Jim had asked all the costermongers at the market for help. Some of the women came to peer at Shrimps in his crate, but they’d seen many a child in that state before, and they just shrugged. The street boys brought him things to eat, but he was too ill to touch it.

‘Needs a doctor, he does,’ one of the women said.

‘He can’t go to the hospital. I promised him,’ Jim said. He was desperate for help. Didn’t anybody care? ‘He’s scared of being taken to the workhouse.’

The woman nodded. ‘Nowhere else for him,’ she said, turning her back on the crate, rubbing her arms for warmth. ‘’Cept a pauper’s grave, and that’ll be a blessing.’ She was already walking away as she said it.

Jim tried begging for money. He waited outside
the theatres where Shrimps used to sell his laces to the rich people. ‘Please,’ he would say to the ladies and gentlemen stepping out of their carriages, ‘my brother’s ever so ill. Please can I have some money for a doctor?’ But they would turn away as if they hadn’t really seen him. When he went back to Shrimps he didn’t even try to get him to eat. He just moistened his lips with water. Shrimps’ eyes flickered open.

‘Lovely bit of beer, that is,’ he whispered, and fell asleep again.

One night Jim went to the theatre queue again, but this time he didn’t ask for money. He skipped for them instead, and when they saw that he wasn’t holding his cap out for coins, and how lightly he danced, they started to take notice of him. Through the ragged holes in his trousers they could see the deep scar on his leg, but he danced as well as he had ever done. When quite a few people were gathered round him he stopped and clapped his hands.

‘Can anyone give me the name of a doctor, please?’ he shouted. ‘One that won’t charge money?’

Nobody answered him. The theatre doors opened and they swarmed in, forgetting him.

The woman with the coffee-cart called him over. She gave Jim a mug of coffee to warm him up.

‘Seen you skipping,’ she said. ‘How’s that friend of yours? He still bad?’

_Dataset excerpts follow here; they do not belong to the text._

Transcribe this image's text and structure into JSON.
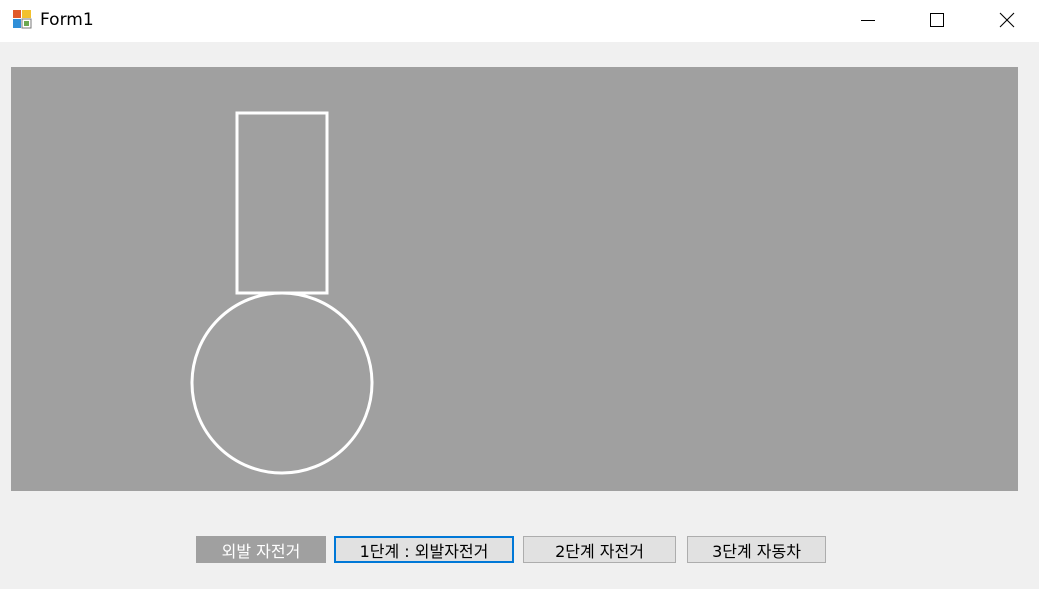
{
  "window": {
    "title": "Form1",
    "icons": {
      "app": "winforms-app-icon",
      "minimize": "minimize-icon",
      "maximize": "maximize-icon",
      "close": "close-icon"
    }
  },
  "canvas": {
    "background": "#a0a0a0",
    "stroke": "#ffffff",
    "shapes": [
      "rectangle",
      "circle"
    ]
  },
  "buttons": {
    "outer": "외발 자전거",
    "step1": "1단계 : 외발자전거",
    "step2": "2단계 자전거",
    "step3": "3단계 자동차"
  },
  "colors": {
    "focus": "#0078d7",
    "button_face": "#e1e1e1",
    "form_bg": "#f0f0f0"
  }
}
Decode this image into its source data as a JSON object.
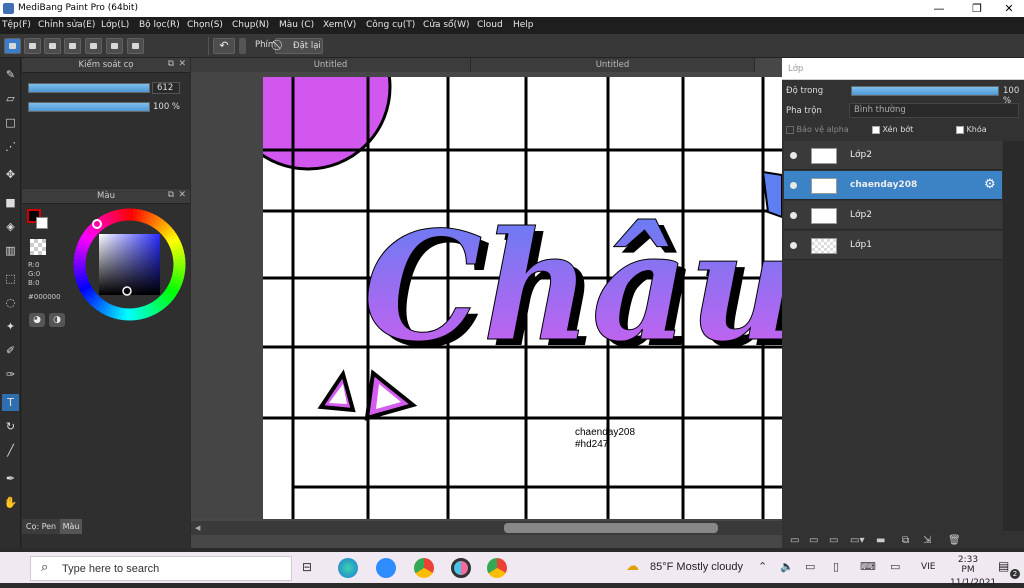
{
  "app": {
    "title": "MediBang Paint Pro (64bit)"
  },
  "window_controls": {
    "minimize": "—",
    "maximize": "❐",
    "close": "✕"
  },
  "menu": [
    "Tệp(F)",
    "Chỉnh sửa(E)",
    "Lớp(L)",
    "Bộ lọc(R)",
    "Chọn(S)",
    "Chụp(N)",
    "Màu (C)",
    "Xem(V)",
    "Công cụ(T)",
    "Cửa sổ(W)",
    "Cloud",
    "Help"
  ],
  "toolbar": {
    "shortcut_label": "Phím",
    "reset_label": "Đặt lại"
  },
  "brush_panel": {
    "title": "Kiểm soát cọ",
    "size_value": "612",
    "opacity_value": "100 %"
  },
  "color_panel": {
    "title": "Màu",
    "r": "R:0",
    "g": "G:0",
    "b": "B:0",
    "hex": "#000000",
    "tab_pen": "Cọ: Pen",
    "tab_color": "Màu"
  },
  "canvas": {
    "tabs": [
      "Untitled",
      "Untitled"
    ],
    "title_text": "Châu",
    "watermark_line1": "chaenday208",
    "watermark_line2": "#hd247"
  },
  "layer_panel": {
    "title": "Lớp",
    "opacity_label": "Độ trong",
    "opacity_value": "100 %",
    "blend_label": "Pha trộn",
    "blend_value": "Bình thường",
    "protect_alpha": "Bảo vệ alpha",
    "clipping": "Xén bớt",
    "lock": "Khóa",
    "layers": [
      {
        "name": "Lớp2",
        "selected": false
      },
      {
        "name": "chaenday208",
        "selected": true
      },
      {
        "name": "Lớp2",
        "selected": false
      },
      {
        "name": "Lớp1",
        "selected": false
      }
    ]
  },
  "taskbar": {
    "search_placeholder": "Type here to search",
    "weather": "85°F  Mostly cloudy",
    "language": "VIE",
    "time": "2:33 PM",
    "date": "11/1/2021",
    "notifications": "2"
  },
  "colors": {
    "accent": "#3b83c4",
    "purple": "#c94ff0",
    "blue_gradient": "#5b7ef3"
  }
}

Jim nodded. He wished he could carry the mug of coffee to Shrimps, but he knew it wouldn’t do any good. Jim gulped the coffee down. ‘I’m looking for a doctor for him. Don’t know one, do you? One that won’t charge. I could do jobs for him.’

She frowned. ‘There is a doctor of some sort, not far from here. But I’ve never heard of him doing any doctoring, like. Barnie something, they call him. The little kids next door to me go to his school.’

‘School? I don’t want anything to do with school.’ Jim remembered the schoolroom at the workhouse; the lofty room, and the boys quiet and afraid at their desks, the pacing schoolmaster.

‘The Ragged School. Ain’t you heard of it?’ the woman went on. She stopped to serve someone with pickled eggs and coffee. ‘All I know is it’s somewhere kids go when they don’t have money to pay for school. They do a lot of praying.’

Again Jim remembered the schoolroom with the painted arches: God is good. God is holy. God is just. God is love. He could hear again the thin chanting of the boys’ voices as they recited it every day.

‘No,’ he said, shaking his head. ‘I wouldn’t go there, missis. Never.’

‘Suit yourself,’ she said. ‘He’s the only doctor I know of.’

But during that night Shrimps grew worse. He was hot and feverish, and weak though he was, he coughed all the time. Jim put his hand under his friend’s head to prop him up. He pulled away the straw to push some fresh under, and saw that it was spotted with blood.